Moreover, the neighborhood of a solution should not be too numerous, otherwise algorithms (which check all neighbors in a loop) will be too slow. On the other hand, the neighborhood should be a connected relation, i.e. it should be possible to transit from any solution to all other solutions by walking from one neighbor to another. Otherwise our algorithms would not be able to search all the state space and may miss an optimal solution.

Example: X - a plane (discrete, for a given grid step e.g. 0.01). As a neighbor of a point x we may regard any point which is not further than by 0.01 in any direction.

Example: vertex covering problem.
Given a graph G, find the smallest set of vertices B adjacent to all edges of G.

Description: Opis: Neighbors

State space X is a family of all (potential) coverings, i.e. all subsets of the set of vertices. We may regard two solutions as neighbors when they differ by just one vertex. Note that we are talking about the whole solutions, not single vertices of G!


Summary and references

The lecture was devoted to optimization techniques, which are based on one of the following principles:

Greedy principle: build a solution gradually, achieving as much as possible on each step.

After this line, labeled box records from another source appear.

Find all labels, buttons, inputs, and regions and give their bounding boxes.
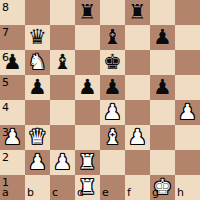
square-b8[interactable] <box>25 0 50 25</box>
rank-label-8: 8 <box>2 2 9 14</box>
piece-black-rook-f8[interactable]: ♜ <box>125 0 150 25</box>
square-b4[interactable] <box>25 100 50 125</box>
square-e2[interactable] <box>100 150 125 175</box>
chess-app: ♜♜♛♝♟♟♞♝♚♟♟♟♟♟♟♟♛♝♟♟♟♜♜♚87654321abcdefgh <box>0 0 200 200</box>
rank-label-3: 3 <box>2 127 9 139</box>
file-label-h: h <box>177 187 184 199</box>
square-f5[interactable] <box>125 75 150 100</box>
square-f4[interactable] <box>125 100 150 125</box>
rank-label-5: 5 <box>2 77 9 89</box>
square-d3[interactable] <box>75 125 100 150</box>
square-f7[interactable] <box>125 25 150 50</box>
chess-board: ♜♜♛♝♟♟♞♝♚♟♟♟♟♟♟♟♛♝♟♟♟♜♜♚87654321abcdefgh <box>0 0 200 200</box>
piece-black-pawn-d5[interactable]: ♟ <box>75 75 100 100</box>
square-d6[interactable] <box>75 50 100 75</box>
square-h8[interactable] <box>175 0 200 25</box>
square-g3[interactable] <box>150 125 175 150</box>
piece-black-rook-d8[interactable]: ♜ <box>75 0 100 25</box>
square-c8[interactable] <box>50 0 75 25</box>
piece-white-pawn-f3[interactable]: ♟ <box>125 125 150 150</box>
piece-white-pawn-e4[interactable]: ♟ <box>100 100 125 125</box>
square-g4[interactable] <box>150 100 175 125</box>
piece-white-pawn-h4[interactable]: ♟ <box>175 100 200 125</box>
square-h6[interactable] <box>175 50 200 75</box>
square-d7[interactable] <box>75 25 100 50</box>
square-c7[interactable] <box>50 25 75 50</box>
piece-black-pawn-e5[interactable]: ♟ <box>100 75 125 100</box>
square-e8[interactable] <box>100 0 125 25</box>
piece-black-king-e6[interactable]: ♚ <box>100 50 125 75</box>
square-c5[interactable] <box>50 75 75 100</box>
rank-label-6: 6 <box>2 52 9 64</box>
piece-black-pawn-b5[interactable]: ♟ <box>25 75 50 100</box>
square-d4[interactable] <box>75 100 100 125</box>
square-c4[interactable] <box>50 100 75 125</box>
rank-label-7: 7 <box>2 27 9 39</box>
square-c3[interactable] <box>50 125 75 150</box>
piece-white-queen-b3[interactable]: ♛ <box>25 125 50 150</box>
file-label-e: e <box>102 187 109 199</box>
file-label-a: a <box>2 187 9 199</box>
rank-label-4: 4 <box>2 102 9 114</box>
square-f6[interactable] <box>125 50 150 75</box>
piece-black-pawn-g7[interactable]: ♟ <box>150 25 175 50</box>
piece-black-bishop-c6[interactable]: ♝ <box>50 50 75 75</box>
file-label-d: d <box>77 187 84 199</box>
piece-black-bishop-e7[interactable]: ♝ <box>100 25 125 50</box>
file-label-c: c <box>52 187 58 199</box>
square-g8[interactable] <box>150 0 175 25</box>
piece-white-knight-b6[interactable]: ♞ <box>25 50 50 75</box>
piece-black-pawn-g5[interactable]: ♟ <box>150 75 175 100</box>
square-f2[interactable] <box>125 150 150 175</box>
file-label-b: b <box>27 187 34 199</box>
piece-black-queen-b7[interactable]: ♛ <box>25 25 50 50</box>
square-h3[interactable] <box>175 125 200 150</box>
piece-white-rook-d2[interactable]: ♜ <box>75 150 100 175</box>
square-g2[interactable] <box>150 150 175 175</box>
file-label-f: f <box>127 187 131 199</box>
file-label-g: g <box>152 187 159 199</box>
square-g6[interactable] <box>150 50 175 75</box>
rank-label-2: 2 <box>2 152 9 164</box>
piece-white-pawn-c2[interactable]: ♟ <box>50 150 75 175</box>
piece-white-bishop-e3[interactable]: ♝ <box>100 125 125 150</box>
piece-white-pawn-b2[interactable]: ♟ <box>25 150 50 175</box>
square-h2[interactable] <box>175 150 200 175</box>
square-h5[interactable] <box>175 75 200 100</box>
square-h7[interactable] <box>175 25 200 50</box>
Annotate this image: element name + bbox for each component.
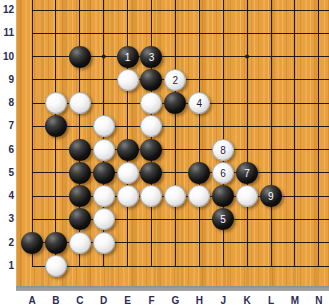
col-label-E: E xyxy=(119,294,137,308)
stone-white-F8[interactable] xyxy=(140,92,162,114)
col-label-A: A xyxy=(23,294,41,308)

Neighborhood search: define a neighborhood relation (i.e. which solutions we will regard as similar) and search through the state space by "jumping" from one solution to another (the better one, if possible).

References:


Glossary

See the text above for detailed definitions (keywords are marked red).

hill climbing - algorithm which improves a given solution by searching its neighbors
greedy algorithm - algorithm which builds a solution gradually, with the best (local) components
goal function - a real-valued function which we have to optimize
tabu search - a modification of hill climbing algorithm which allows to escape from local optima
state space - a set of all possible solutions of the optimization problem
beam search - a modification of greedy algorithm which allow to check many paths in parallel
neighbor - two different solutions of the optimization problem will be regarded as neighbors, if they met some (arbitrarily defined) similarity criteria
optimization problem - a task of finding minimal or maximal value of a goal function on a discrete set (state space)


Exercises

6.1. Find an example of traveling salesman problem (an instance of the distance graph), for which a greedy algorithm will fail to find an optimal path.

6.2. Solve the knapsack problem with hill climbing method (i.e. define a neighborhood and a goal function).